As Artificial Intelligence (AI)- related investments penetrate every corner of financial markets, hedge fund manager Michael Burry has again cautioned Wall Street about a potential dot-com-like bubble.
The famed investor has compared the ongoing stock market rally, fueled by AI demand, to the last months of the 1999-2000 bubble. He pointed to an unusual historical marker indicating that the last time the New York Knicks made the National Basketball Association (NBA) Finals was 1999.
Nine months later, the Nasdaq peaked and then collapsed by 78% over the subsequent months. With the Knicks back in the NBA Finals, he highlighted that the recent macro backdrop mirrors the dot-com bubble peak.
Nasdaq and S&P 500 performance in the dot-com bubble. Source: BloombergBurry has listed several fundamental reasons why Wall Street investors should remain cautious of a potential dot-com-like peak. For instance, the Nasdaq rose 84% during its dot-com peak and is up 31% over the past 12 months. Additionally, he noted that the tech sector accounted for 33% of the S&P 500 at the dot-com bubble, compared with 32% today.
Meanwhile, the Cyclically Adjusted Price-to-Earnings (CAPE) ratio, which measures how expensive the stock market is relative to corporate earnings, hit 40x at the dot-com peak, and it is at 40x again in 2026. Burry highlighted that margin debt was at record highs before the dot-com crash and is at record highs now.
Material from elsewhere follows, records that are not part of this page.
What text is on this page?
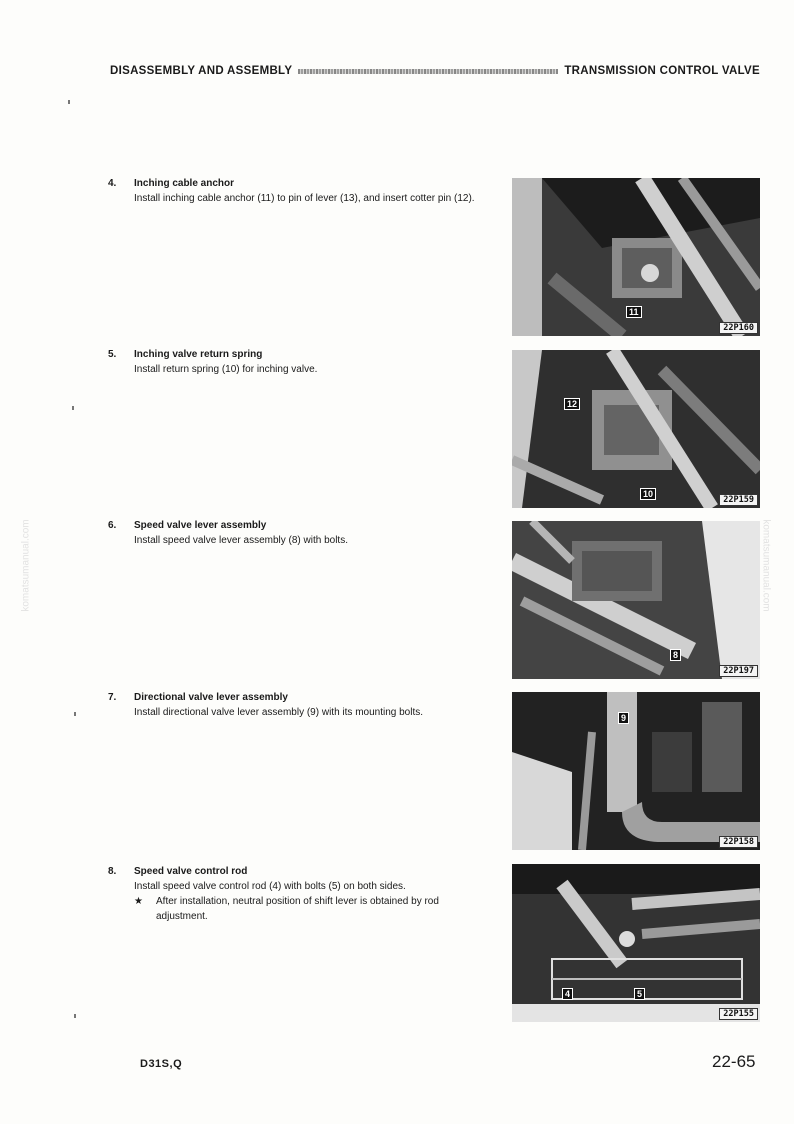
DISASSEMBLY AND ASSEMBLY	TRANSMISSION CONTROL VALVE
komatsumanual.com	komatsumanual.com
4. Inching cable anchor
Install inching cable anchor (11) to pin of lever (13), and insert cotter pin (12).
11
22P160
5. Inching valve return spring
Install return spring (10) for inching valve.
12
10
22P159
6. Speed valve lever assembly
Install speed valve lever assembly (8) with bolts.
8
22P197
7. Directional valve lever assembly
Install directional valve lever assembly (9) with its mounting bolts.	9
22P158
8. Speed valve control rod
Install speed valve control rod (4) with bolts (5) on both sides.
★	After installation, neutral position of shift lever is obtained by rod adjustment.
4	5
22P155
D31S,Q	22-65
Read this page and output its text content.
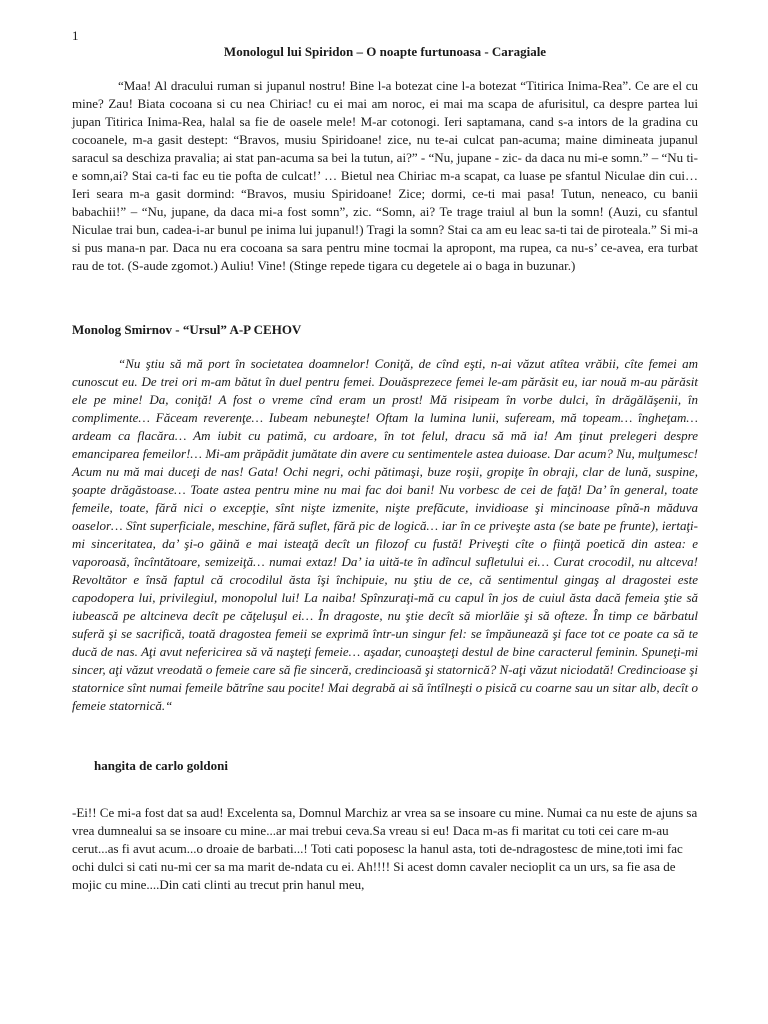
1
Monologul lui Spiridon – O noapte furtunoasa - Caragiale

“Maa! Al dracului ruman si jupanul nostru! Bine l-a botezat cine l-a botezat “Titirica Inima-Rea”. Ce are el cu mine? Zau! Biata cocoana si cu nea Chiriac! cu ei mai am noroc, ei mai ma scapa de afurisitul, ca despre partea lui jupan Titirica Inima-Rea, halal sa fie de oasele mele! M-ar cotonogi. Ieri saptamana, cand s-a intors de la gradina cu cocoanele, m-a gasit destept: “Bravos, musiu Spiridoane! zice, nu te-ai culcat pan-acuma; maine dimineata jupanul saracul sa deschiza pravalia; ai stat pan-acuma sa bei la tutun, ai?” - “Nu, jupane - zic- da daca nu mi-e somn.” – “Nu ti-e somn,ai? Stai ca-ti fac eu tie pofta de culcat!’ … Bietul nea Chiriac m-a scapat, ca luase pe sfantul Niculae din cui… Ieri seara m-a gasit dormind: “Bravos, musiu Spiridoane! Zice; dormi, ce-ti mai pasa! Tutun, neneaco, cu banii babachii!” – “Nu, jupane, da daca mi-a fost somn”, zic. “Somn, ai? Te trage traiul al bun la somn! (Auzi, cu sfantul Niculae trai bun, cadea-i-ar bunul pe inima lui jupanul!) Tragi la somn? Stai ca am eu leac sa-ti tai de piroteala.” Si mi-a si pus mana-n par. Daca nu era cocoana sa sara pentru mine tocmai la apropont, ma rupea, ca nu-s’ ce-avea, era turbat rau de tot. (S-aude zgomot.) Auliu! Vine! (Stinge repede tigara cu degetele ai o baga in buzunar.)

Monolog Smirnov - “Ursul” A-P CEHOV

“Nu ştiu să mă port în societatea doamnelor! Coniţă, de cînd eşti, n-ai văzut atîtea vrăbii, cîte femei am cunoscut eu. De trei ori m-am bătut în duel pentru femei. Douăsprezece femei le-am părăsit eu, iar nouă m-au părăsit ele pe mine! Da, coniţă! A fost o vreme cînd eram un prost! Mă risipeam în vorbe dulci, în drăgălăşenii, în complimente… Făceam reverenţe… Iubeam nebuneşte! Oftam la lumina lunii, sufeream, mă topeam… îngheţam… ardeam ca flacăra… Am iubit cu patimă, cu ardoare, în tot felul, dracu să mă ia! Am ţinut prelegeri despre emanciparea femeilor!… Mi-am prăpădit jumătate din avere cu sentimentele astea duioase. Dar acum? Nu, mulţumesc! Acum nu mă mai duceţi de nas! Gata! Ochi negri, ochi pătimaşi, buze roşii, gropiţe în obraji, clar de lună, suspine, şoapte drăgăstoase… Toate astea pentru mine nu mai fac doi bani! Nu vorbesc de cei de faţă! Da’ în general, toate femeile, toate, fără nici o excepţie, sînt nişte izmenite, nişte prefăcute, invidioase şi mincinoase pînă-n măduva oaselor… Sînt superficiale, meschine, fără suflet, fără pic de logică… iar în ce priveşte asta (se bate pe frunte), iertaţi-mi sinceritatea, da’ şi-o găină e mai isteaţă decît un filozof cu fustă! Priveşti cîte o fiinţă poetică din astea: e vaporoasă, încîntătoare, semizeiţă… numai extaz! Da’ ia uită-te în adîncul sufletului ei… Curat crocodil, nu altceva! Revoltător e însă faptul că crocodilul ăsta îşi închipuie, nu ştiu de ce, că sentimentul gingaş al dragostei este capodopera lui, privilegiul, monopolul lui! La naiba! Spînzuraţi-mă cu capul în jos de cuiul ăsta dacă femeia ştie să iubească pe altcineva decît pe căţeluşul ei… În dragoste, nu ştie decît să miorlăie şi să ofteze. În timp ce bărbatul suferă şi se sacrifică, toată dragostea femeii se exprimă într-un singur fel: se împăunează şi face tot ce poate ca să te ducă de nas. Aţi avut nefericirea să vă naşteţi femeie… aşadar, cunoaşteţi destul de bine caracterul feminin. Spuneţi-mi sincer, aţi văzut vreodată o femeie care să fie sinceră, credincioasă şi statornică? N-aţi văzut niciodată! Credincioase şi statornice sînt numai femeile bătrîne sau pocite! Mai degrabă ai să întîlneşti o pisică cu coarne sau un sitar alb, decît o femeie statornică.“

hangita de carlo goldoni

-Ei!! Ce mi-a fost dat sa aud! Excelenta sa, Domnul Marchiz ar vrea sa se insoare cu mine. Numai ca nu este de ajuns sa vrea dumnealui sa se insoare cu mine...ar mai trebui ceva.Sa vreau si eu! Daca m-as fi maritat cu toti cei care m-au cerut...as fi avut acum...o droaie de barbati...! Toti cati poposesc la hanul asta, toti de-ndragostesc de mine,toti imi fac ochi dulci si cati nu-mi cer sa ma marit de-ndata cu ei. Ah!!!! Si acest domn cavaler necioplit ca un urs, sa fie asa de mojic cu mine....Din cati clinti au trecut prin hanul meu,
During the dot-com bubble, Hedge funds held 31% of their portfolios, and in 2026, 33% was concentrated entirely in a handful of big tech names. Furthermore, he noted that upcoming Initial public offerings (IPOs) from Space Exploration Technologies Corp., Anthropic PBC, and Open Artificial Intelligence Inc. could collectively raise as much as, or more than, the combined proceeds of the roughly 300 internet and technology, media, and telecommunications IPOs of 2000.